In connection with the Merger, and pursuant to the terms of the Merger Agreement, NetSuite paid an aggregate of approximately $26 million in cash, net of certain cash on OpenAir’s balance sheet at closing (the “Merger Consideration”), (i) in exchange for all of the issued and outstanding capital stock of OpenAir, and (ii) to cash out all of the in-the-money options to acquire shares of OpenAir common stock. In addition, restricted stock units to acquire shares of OpenAir’s common stock that were outstanding at the time of the Merger, and held by employees of OpenAir that continue to be employed by OpenAir following the consummation of the Merger, were converted into restricted stock units to acquire NetSuite common stock. Such restricted stock units will continue to vest quarterly through May 2010.

OpenAir has made customary representations, warranties, covenants and agreements in the Merger Agreement. Pursuant to the Merger Agreement, the former securityholders of OpenAir have agreed to indemnify NetSuite, its officers, directors, affiliates, employees, agents and representatives for any losses related to certain matters, including, among other things, breaches of representations or warranties of OpenAir contained in the Merger Agreement or any related certificates or other instruments delivered by or on behalf of OpenAir, any failure by OpenAir to perform or comply with any covenant applicable to it contained in the Merger Agreement or any related certificates or other instruments delivered by or on behalf of OpenAir, and for other customary matters. As partial security for such indemnity obligations, and as contemplated by the Merger Agreement, at the closing of the Merger NetSuite deposited $4 million of the Merger Consideration into an escrow fund.

On June 2, 2008, NetSuite issued a press release announcing that it had entered into the Merger Agreement. The press release is filed as Exhibit 99.1 to this Current Report on Form 8-K.

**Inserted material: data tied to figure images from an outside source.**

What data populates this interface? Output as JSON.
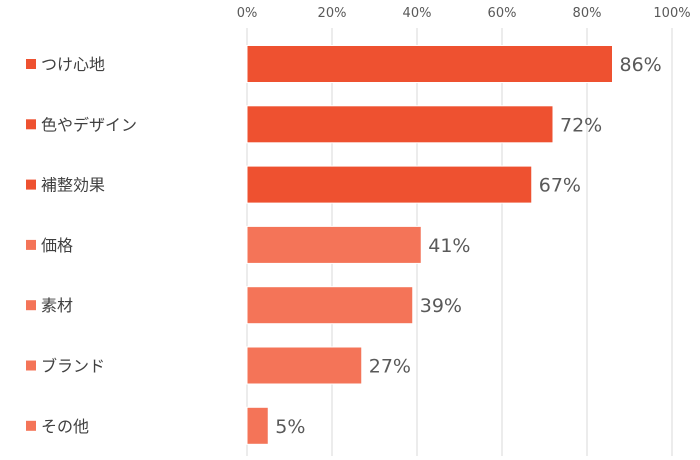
{
  "chart_data": {
    "type": "bar",
    "orientation": "horizontal",
    "categories": [
      "つけ心地",
      "色やデザイン",
      "補整効果",
      "価格",
      "素材",
      "ブランド",
      "その他"
    ],
    "values": [
      86,
      72,
      67,
      41,
      39,
      27,
      5
    ],
    "value_labels": [
      "86%",
      "72%",
      "67%",
      "41%",
      "39%",
      "27%",
      "5%"
    ],
    "xlim": [
      0,
      100
    ],
    "x_ticks": [
      0,
      20,
      40,
      60,
      80,
      100
    ],
    "x_tick_labels": [
      "0%",
      "20%",
      "40%",
      "60%",
      "80%",
      "100%"
    ],
    "x_axis_position": "top",
    "grid": true,
    "colors": {
      "highlight": "#EE5130",
      "normal": "#F47458",
      "grid": "#D9D9D9"
    },
    "highlight_categories": [
      "つけ心地",
      "色やデザイン",
      "補整効果"
    ]
  }
}
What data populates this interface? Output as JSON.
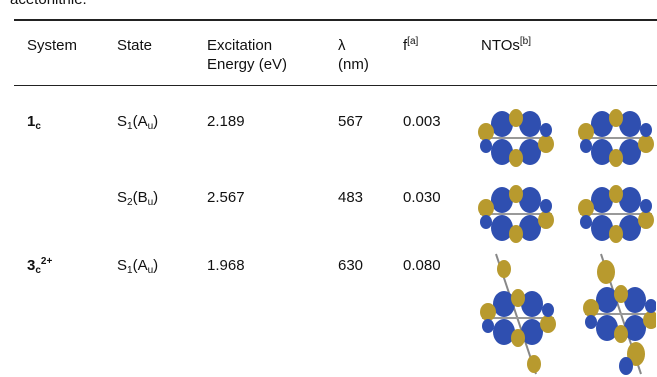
{
  "caption_fragment": "acetonitrile.",
  "table": {
    "header": [
      {
        "text": "System"
      },
      {
        "text": "State"
      },
      {
        "lines": [
          "Excitation",
          "Energy (eV)"
        ]
      },
      {
        "lines": [
          "λ",
          "(nm)"
        ]
      },
      {
        "text": "f",
        "sup": "[a]"
      },
      {
        "text": "NTOs",
        "sup": "[b]"
      }
    ],
    "rows": [
      {
        "system": {
          "text": "1",
          "sub": "c"
        },
        "state": [
          "S",
          "1",
          "(A",
          "u",
          ")"
        ],
        "energy": "2.189",
        "lambda": "567",
        "f": "0.003"
      },
      {
        "state": [
          "S",
          "2",
          "(B",
          "u",
          ")"
        ],
        "energy": "2.567",
        "lambda": "483",
        "f": "0.030"
      },
      {
        "system": {
          "text": "3",
          "sub": "c",
          "sup": "2+"
        },
        "state": [
          "S",
          "1",
          "(A",
          "u",
          ")"
        ],
        "energy": "1.968",
        "lambda": "630",
        "f": "0.080"
      }
    ]
  }
}
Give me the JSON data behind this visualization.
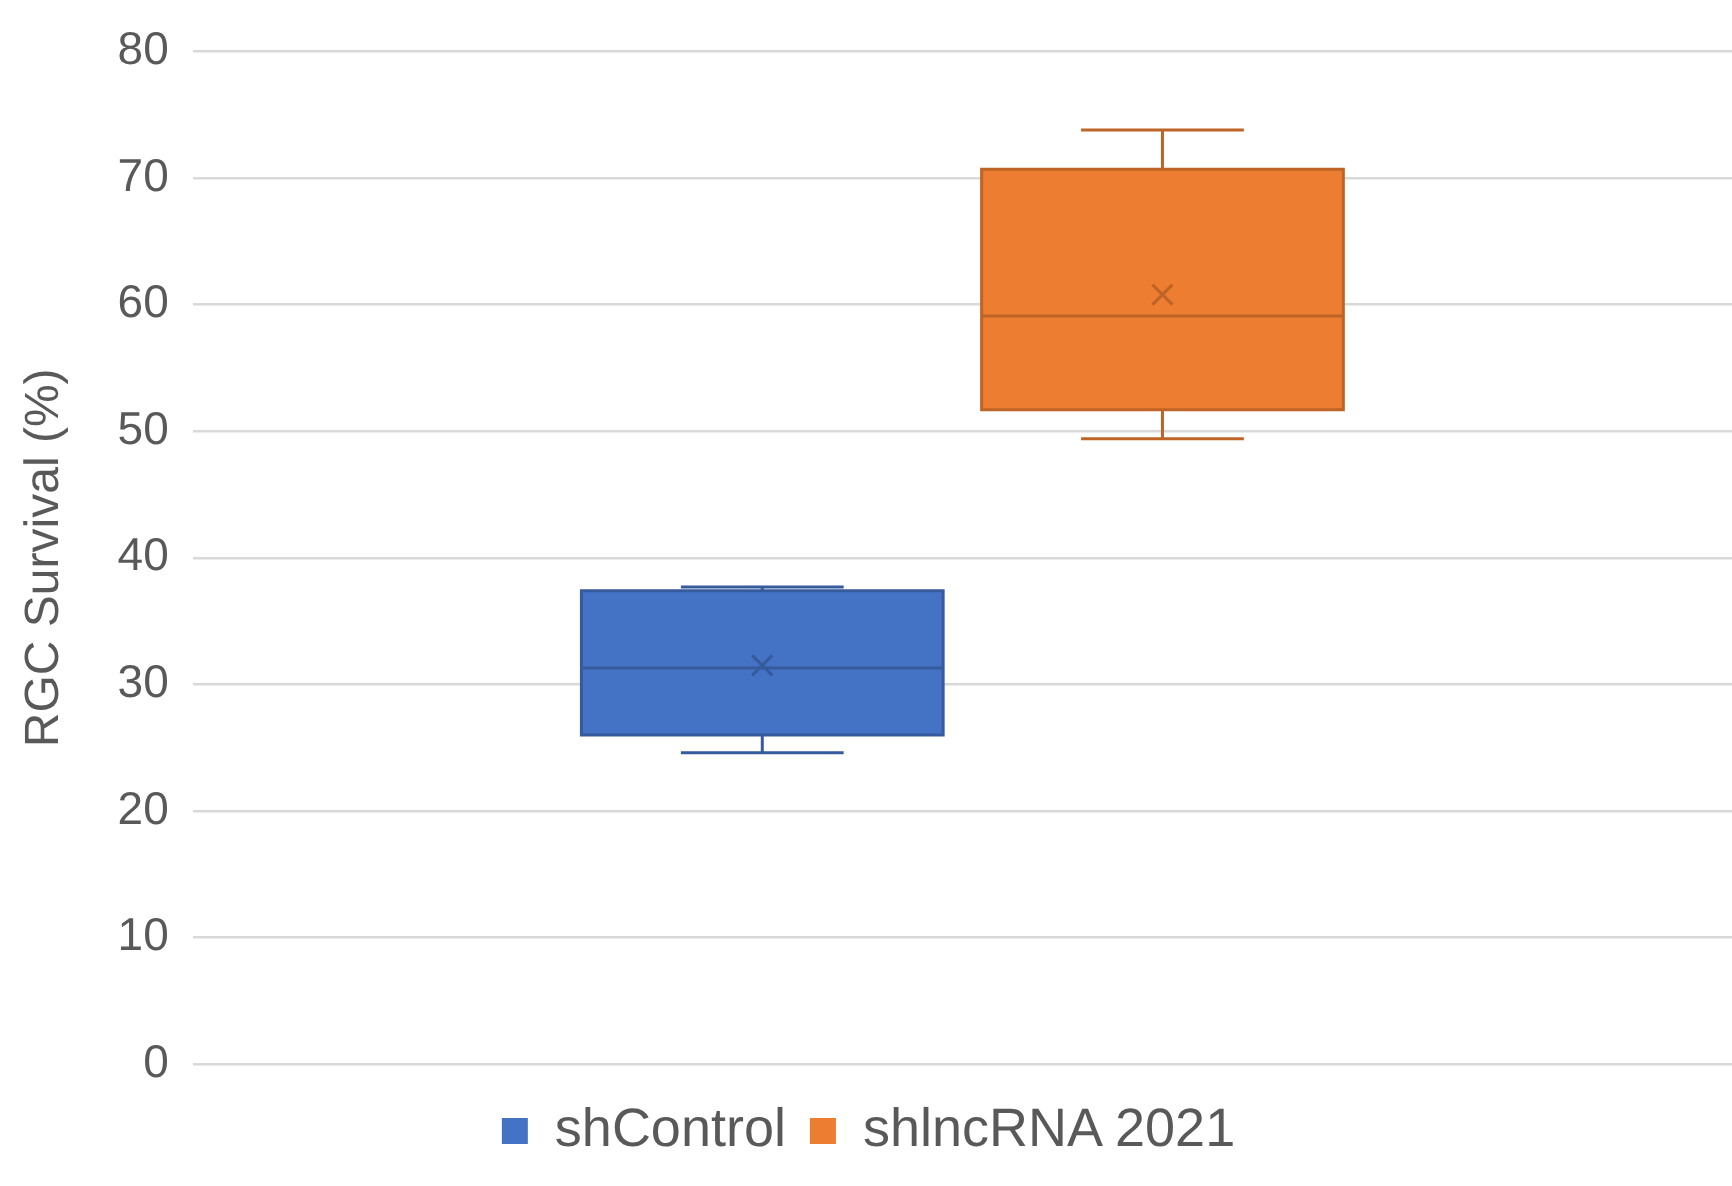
{
  "chart_data": {
    "type": "box",
    "ylabel": "RGC Survival (%)",
    "categories": [
      null
    ],
    "series": [
      {
        "name": "shControl",
        "color": "#4472c4",
        "boxes": [
          {
            "low": 24.6,
            "q1": 26.0,
            "median": 31.3,
            "q3": 37.4,
            "high": 37.7,
            "mean": 31.5
          }
        ]
      },
      {
        "name": "shlncRNA 2021",
        "color": "#ed7d31",
        "boxes": [
          {
            "low": 49.4,
            "q1": 51.7,
            "median": 59.1,
            "q3": 70.7,
            "high": 73.8,
            "mean": 60.8
          }
        ]
      }
    ],
    "ylim": [
      0,
      80
    ],
    "yticks": [
      0,
      10,
      20,
      30,
      40,
      50,
      60,
      70,
      80
    ],
    "grid": "y",
    "legend": "bottom"
  }
}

Item 9.01 Financial Statements and Exhibits.

(d) Exhibits.

 

Exhibit No.

 

Description of Exhibits

99.1   Press release dated June 2, 2008, titled “NetSuite Accelerates Vertical Strategy with Agreement to Acquire Professional Services Automation Software Leader OpenAir.”


SIGNATURE

Pursuant to the requirements of the Securities Exchange Act of 1934 the registrant has caused this report to be signed on its behalf by the undersigned thereunto duly authorized.

 

Date: June 5, 2008       NetSuite Inc.
      (Registrant)
    By:    /s/ DOUGLAS P. SOLOMON
        Douglas P. Solomon
        Vice President, Legal & Corporate Affairs and Secretary


EXHIBIT INDEX

 

Exhibit No.

 

Description of Exhibits

99.1   Press release dated June 2, 2008, titled “NetSuite Accelerates Vertical Strategy with Agreement to Acquire Professional Services Automation Software Leader OpenAir.”